Juneau, Alaska, is known for its gorgeous scenery and remote location. No roads link the city to the mainland, so travelers to and from Juneau must take a boat or a plane. Alaska Seaplanes, a commuter/charter airline serving Southeast Alaska, has a very busy operation based at the Juneau International Airport. In need of a new maintenance hangar and corporate offices, the owners of the airline began planning construction of the new facility.
The planning process took almost 3 years, as the owners considered several construction options. With an average annual snowfall of 88 inches (28 inches in January alone), the hangar needed to stand up to heavy snowloads (70 lb/ft2) and high winds. While airplane hangars are commonly constructed out of fabric stretched over a metal frame in milder climates, that combination wasn’t going to fly in Juneau: fabric/metal construction could not stand up to the winter weather, winds, and snowloads typical to the region.
The owners investigated all-metal construction, but at over 10,000 square feet, a steel building was cost-prohibitive. Looking for an option that could handle an Alaskan winter without breaking the bank, the owners turned to Lowpete Construction, Inc., who built the largest wooden frame hangar at Juneau International Airport in 2008. The solution: engineered wood framing. “Engineered wood framing came in at approximately 40 percent less than quoted steel buildings of the same specification,” says Kent Craford, president and co-owner of Alaska Seaplanes.
All subcontractors were hired from the Juneau region. I-joists from APA-member Boise Cascade were used to frame the large office area of the Alaska Seaplanes hangar. A local manufacturer provided the 80-foot-plus trusses. Structural composite lumber wall studs and dimension lumber were used in the all-wood frame, with glulam posts and beams from Boise Cascade for the hangar door. The Schweiss bi-fold hangar door had to be welded together on site, as it was too large to ship to Alaska in one piece. The hangar was sheathed in OSB from APA-member Ainsworth (now Norbord), sided and roofed in metal, and uses radiant in-floor heat in the hangar slab.
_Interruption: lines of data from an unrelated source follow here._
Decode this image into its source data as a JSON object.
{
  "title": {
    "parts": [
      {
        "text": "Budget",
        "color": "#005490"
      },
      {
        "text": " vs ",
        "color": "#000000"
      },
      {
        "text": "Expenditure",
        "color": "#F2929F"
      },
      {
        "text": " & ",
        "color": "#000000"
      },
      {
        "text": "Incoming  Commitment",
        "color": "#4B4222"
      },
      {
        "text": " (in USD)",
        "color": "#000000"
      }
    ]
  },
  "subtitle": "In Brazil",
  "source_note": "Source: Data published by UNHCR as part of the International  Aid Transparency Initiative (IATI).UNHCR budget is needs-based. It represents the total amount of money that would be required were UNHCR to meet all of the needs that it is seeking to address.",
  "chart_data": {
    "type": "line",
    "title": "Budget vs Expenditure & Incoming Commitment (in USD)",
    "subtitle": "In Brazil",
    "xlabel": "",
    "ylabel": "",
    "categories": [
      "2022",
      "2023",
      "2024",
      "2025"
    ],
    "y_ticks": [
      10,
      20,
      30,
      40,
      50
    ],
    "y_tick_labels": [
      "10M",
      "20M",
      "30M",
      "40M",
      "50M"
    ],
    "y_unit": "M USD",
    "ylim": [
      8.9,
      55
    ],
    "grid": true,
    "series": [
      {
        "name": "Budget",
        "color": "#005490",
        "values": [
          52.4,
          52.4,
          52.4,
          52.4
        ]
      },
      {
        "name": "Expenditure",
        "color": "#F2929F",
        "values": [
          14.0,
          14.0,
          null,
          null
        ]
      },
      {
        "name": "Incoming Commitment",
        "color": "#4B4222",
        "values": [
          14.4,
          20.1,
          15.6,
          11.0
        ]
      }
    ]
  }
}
“We were pushing the envelope with the size of this building, and especially the span of the trusses that could be sourced locally,” says Rich Peterson, owner of Lowpete Construction. “But now that it’s done, we are very pleased with the final product and more confident than ever that engineered wood construction was the best choice for meeting Alaska Seaplanes’ needs.”
The foundation for the Alaska Seaplanes hangar was started in early July of 2014; construction was completed in time for Alaska Seaplanes to have their 2014 Christmas party in the new hangar. Talking about his new facility, Craford says, “Rich had a clear vision going in, and delivered the project on-time and on-budget. We love it—we’re ecstatic.”